On Thursday, the Hillsborough County School Board voted to delay the opening of brick-and-mortar schools by four weeks, and operate entirely remotely.
Barely a day later, the Florida Department of Education said that plan won’t work.
The Tampa Bay Times reports that Education Commissioner Richard Corcoran sent a letter Friday afternoon to district officials saying the vote violated the plan the Board had already approved.
That plan offered parents and caregivers three options for when the school year starts August 24: in-person classes at a brick-and-mortar school, remote eLearning, or Hillsborough County’s Virtual K-12 education.
Corcoran said, without that first option, the county’s plan does not meet the requirements his department laid out July 6 that all Florida public schools have to offer a face-to-face option. That mandate is currently being challenged in court by the Florida Education Association.
In an e-mail to the Times, Corcoran said, “The Hillsborough County School Board needs to follow the law, it’s that simple. The whole reason the department created the emergency order was to grant districts maximum (flexibility) to do what is right for parents and school children. We will not stand idly by while they trample over the majority of parents who want to do right by their children.”
Corcoran said the district can follow the plan both the board and state already approved, submit an updated plan for each school that wants to remain closed, or drop its plan and continue under the current law – operate without waivers to provide funding for students attending remote class.
Medical experts from the University of South Florida Morsani College of Medicine, Moffitt Cancer Center, and Tampa General Hospital testified at Thursday’s board meeting, saying the positive test rate for COVID-19 should be five percent or lower before schools reopen.

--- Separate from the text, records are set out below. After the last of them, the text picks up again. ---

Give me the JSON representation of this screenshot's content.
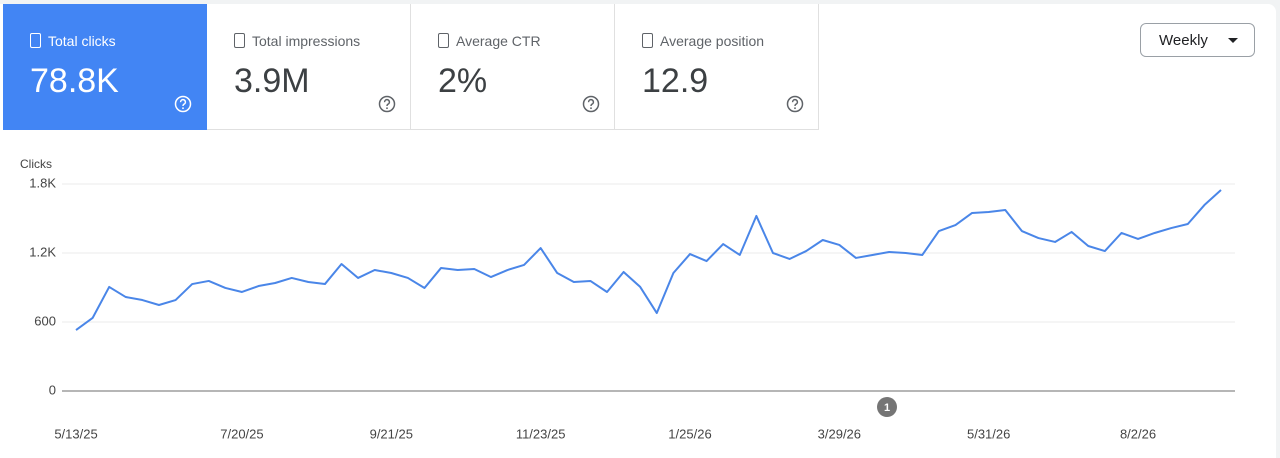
{
  "metrics": [
    {
      "label": "Total clicks",
      "value": "78.8K",
      "selected": true
    },
    {
      "label": "Total impressions",
      "value": "3.9M",
      "selected": false
    },
    {
      "label": "Average CTR",
      "value": "2%",
      "selected": false
    },
    {
      "label": "Average position",
      "value": "12.9",
      "selected": false
    }
  ],
  "period_select": {
    "label": "Weekly"
  },
  "chart_data": {
    "type": "line",
    "y_label": "Clicks",
    "color": "#4a86e8",
    "grid": true,
    "categories": [
      "5/13/25",
      null,
      null,
      null,
      null,
      null,
      null,
      null,
      null,
      null,
      "7/20/25",
      null,
      null,
      null,
      null,
      null,
      null,
      null,
      null,
      "9/21/25",
      null,
      null,
      null,
      null,
      null,
      null,
      null,
      null,
      "11/23/25",
      null,
      null,
      null,
      null,
      null,
      null,
      null,
      null,
      "1/25/26",
      null,
      null,
      null,
      null,
      null,
      null,
      null,
      null,
      "3/29/26",
      null,
      null,
      null,
      null,
      null,
      null,
      null,
      null,
      "5/31/26",
      null,
      null,
      null,
      null,
      null,
      null,
      null,
      null,
      "8/2/26",
      null,
      null,
      null,
      null,
      null
    ],
    "values": [
      530,
      635,
      905,
      817,
      791,
      748,
      791,
      930,
      957,
      896,
      861,
      913,
      939,
      983,
      948,
      930,
      1104,
      983,
      1052,
      1026,
      983,
      896,
      1070,
      1052,
      1061,
      991,
      1052,
      1096,
      1243,
      1026,
      948,
      957,
      861,
      1035,
      905,
      678,
      1026,
      1191,
      1130,
      1278,
      1183,
      1522,
      1200,
      1148,
      1217,
      1313,
      1270,
      1157,
      1183,
      1209,
      1200,
      1183,
      1391,
      1443,
      1548,
      1557,
      1574,
      1391,
      1330,
      1296,
      1383,
      1261,
      1217,
      1374,
      1322,
      1374,
      1417,
      1452,
      1617,
      1748
    ],
    "ylim": [
      0,
      1800
    ],
    "yticks": [
      0,
      600,
      {
        "value": 1200,
        "label": "1.2K"
      },
      {
        "value": 1800,
        "label": "1.8K"
      }
    ],
    "annotations": [
      {
        "label": "1"
      }
    ]
  }
}
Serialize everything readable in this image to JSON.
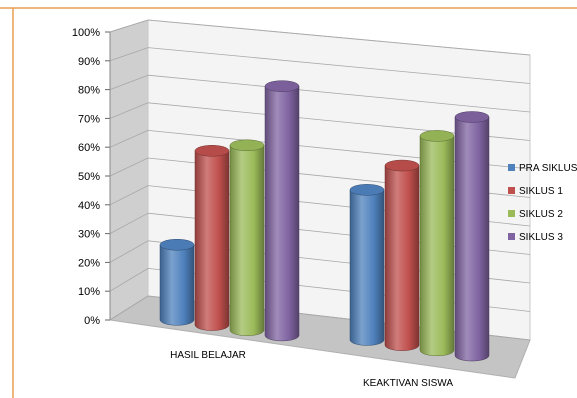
{
  "chart_data": {
    "type": "bar",
    "style": "3d-cylinder",
    "categories": [
      "HASIL BELAJAR",
      "KEAKTIVAN SISWA"
    ],
    "series": [
      {
        "name": "PRA SIKLUS",
        "values": [
          28,
          56
        ],
        "color": "#4f81bd"
      },
      {
        "name": "SIKLUS 1",
        "values": [
          65,
          67
        ],
        "color": "#c0504d"
      },
      {
        "name": "SIKLUS 2",
        "values": [
          69,
          80
        ],
        "color": "#9bbb59"
      },
      {
        "name": "SIKLUS 3",
        "values": [
          93,
          89
        ],
        "color": "#8064a2"
      }
    ],
    "y_ticks": [
      "0%",
      "10%",
      "20%",
      "30%",
      "40%",
      "50%",
      "60%",
      "70%",
      "80%",
      "90%",
      "100%"
    ],
    "ylim": [
      0,
      100
    ],
    "grid": true,
    "legend_position": "right",
    "frame_colors": {
      "top": "#e8a050",
      "left": "#e8a050"
    }
  }
}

In Hillsborough County, the rate is currently 11 percent.
The Times reports that Hillsborough Superintendent Addison Davis hadn’t read the full letter yet, but said the district will work with the Department of Education to come up with a plan.
“I’ve been clear from Day 1 that anything outside the emergency order could have negative financial impacts,” he told the Times. “We’ll use this information to have discussions about where we go from now.”